Over the holidays, DH’s newly retired parents kept talking about how truly blessed they are. None of their kids are in jail. All are gainfully employed. They themselves have more money than they ever dreamed and will actually be able to increase their quality of life in retirement (or rather, FIL now has both time and money for all those hunting trips he’s been wanting to do), at least while the stock market is booming. (A couple of weeks ago, FIL called up to ask DH to ask me whether or not it was ok to have 90% stocks/10% bonds…)
DH’s relative that we’ve talked about before is not doing so well. He’s got arthritis, which makes being a construction worker difficult. His oldest two both had children as teenagers (the oldest is living at home with her toddler, the second moved West with her two kids to live with the biological mother who abandoned her as a baby). His wife is recovering from brain cancer. His third attempted suicide via electricity socket recently and is depressed because he’s too blind to legally drive. His fourth has gotten in with a bad crowd and started stealing from family and was recently on suicide watch at a hospital. We didn’t hear much about the fifth this time around except that she was driving the oldest’s car when it got totaled by an uninsured driver (which means the relative is now chauffeuring everybody around). Also one of his two much younger brothers (his brothers are the same age as his oldest daughters) has been jailed for possession of stolen materials.
Focusing a bit on that third kid– he graduated from high school last year and the plan was to take the year off working (he’s washing dishes at a restaurant) and then spend the next year at community college. Community college is about an hour away, so he would have to be driven. He’s really depressed that he will never be able to drive and it’s not clear that he’s actually going to do community college next year, or ever. He’s smart and has the grades and GPA to go to the flagship school or one of the closer regionals. The flagship’s admission deadline has come and gone and the closer regionals have passed their priority deadlines but still have rolling admissions. Over break, he and DH talked about careers and DH tried to convince him to just fill out one of the two page regional applications for either of the closest schools (while DH was there to pay the $40 admission fee), but no luck.
And the thing is, this kid has never been anywhere with public transportation (or even taxis!). He has no idea what it’s like to be someplace where you can take yourself where you need to go without having to depend on the kindness of someone else to drive you. It would be best for him to skip community college and to just go straight to a 4 year college with an extensive bus system and counselors. He should be eligible for plenty of need-based financial aid and what’s left we can pay. But… he doesn’t know that’s best. He doesn’t know what is best and his parents don’t have 4-year college degrees (his mom never finished high school) and his dad has been on his own since 16, so they’re letting him do what he wants since he’s officially an adult.
Growing up I knew I wanted to be upper-middle-class because I knew people whose parents were upper-middle-class and I had an aunt and uncle who were judges, and I thought, I want that. I want to not have to worry about money and to have the temperature always set to something comfortable. DH never had those thoughts, but his parents were doing pretty well compared to everyone else in his family, and at boarding school he learned a lot about what all was out there. And his mother had a wide variety of experiences growing up and she told me this most recent trip that she always thought it important to make sure her kids saw places outside the small town, so they went to camps (or in DH’s case, boarding school) and visited relatives (from her side of the family) up north and so on. She also took them to get professional career testing before college and told them not going was not an option (for DH she also controlled where he was allowed to apply), just as her father had told her that not going to college was not an option.

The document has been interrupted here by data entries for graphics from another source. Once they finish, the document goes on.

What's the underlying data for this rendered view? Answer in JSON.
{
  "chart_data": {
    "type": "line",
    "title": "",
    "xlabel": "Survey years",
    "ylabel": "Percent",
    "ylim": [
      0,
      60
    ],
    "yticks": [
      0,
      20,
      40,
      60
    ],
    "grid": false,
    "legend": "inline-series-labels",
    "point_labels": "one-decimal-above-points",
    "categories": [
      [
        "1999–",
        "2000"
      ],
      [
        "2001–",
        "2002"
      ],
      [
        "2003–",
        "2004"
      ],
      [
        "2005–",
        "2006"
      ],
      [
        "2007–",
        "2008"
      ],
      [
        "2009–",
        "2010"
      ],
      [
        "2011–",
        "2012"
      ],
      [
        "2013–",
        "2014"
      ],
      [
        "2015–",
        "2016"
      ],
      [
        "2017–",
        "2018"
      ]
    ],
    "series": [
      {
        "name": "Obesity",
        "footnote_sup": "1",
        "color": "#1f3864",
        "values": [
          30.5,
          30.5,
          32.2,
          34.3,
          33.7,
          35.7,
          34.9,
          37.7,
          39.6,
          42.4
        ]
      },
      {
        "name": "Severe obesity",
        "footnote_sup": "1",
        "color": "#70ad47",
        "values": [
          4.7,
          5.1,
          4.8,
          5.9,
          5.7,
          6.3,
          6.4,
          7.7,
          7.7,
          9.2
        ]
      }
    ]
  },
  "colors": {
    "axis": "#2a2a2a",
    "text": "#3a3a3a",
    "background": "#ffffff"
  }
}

Going back to DH’s family’s place at Christmas does tend to make one feel #blessed because it reminds us how well we’re doing and how well DH’s immediate family is doing. It also forces the comparison of how hard it is for so much of America to get ahead outside of our highly educated McMansion-owning bubble. DH’s relative is plenty smart, but his life diverged dramatically from DH’s at 16 when he got married and left home and had two kids. But there were also a lot of factors that led up to that point and after– his parents also had two kids by age 18. Our kids’ lives will diverge even more dramatically. His kids are not our kids, and we don’t know how to help, or if we even can help. So, we will continue to feel #blessed and to keep things in perspective while doing what we can to make it easier for poor kids more generally to get ahead. We have our oxygen masks on, but there are still a lot of people out there who need assistance with theirs, and even more who don’t have access to oxygen masks at all.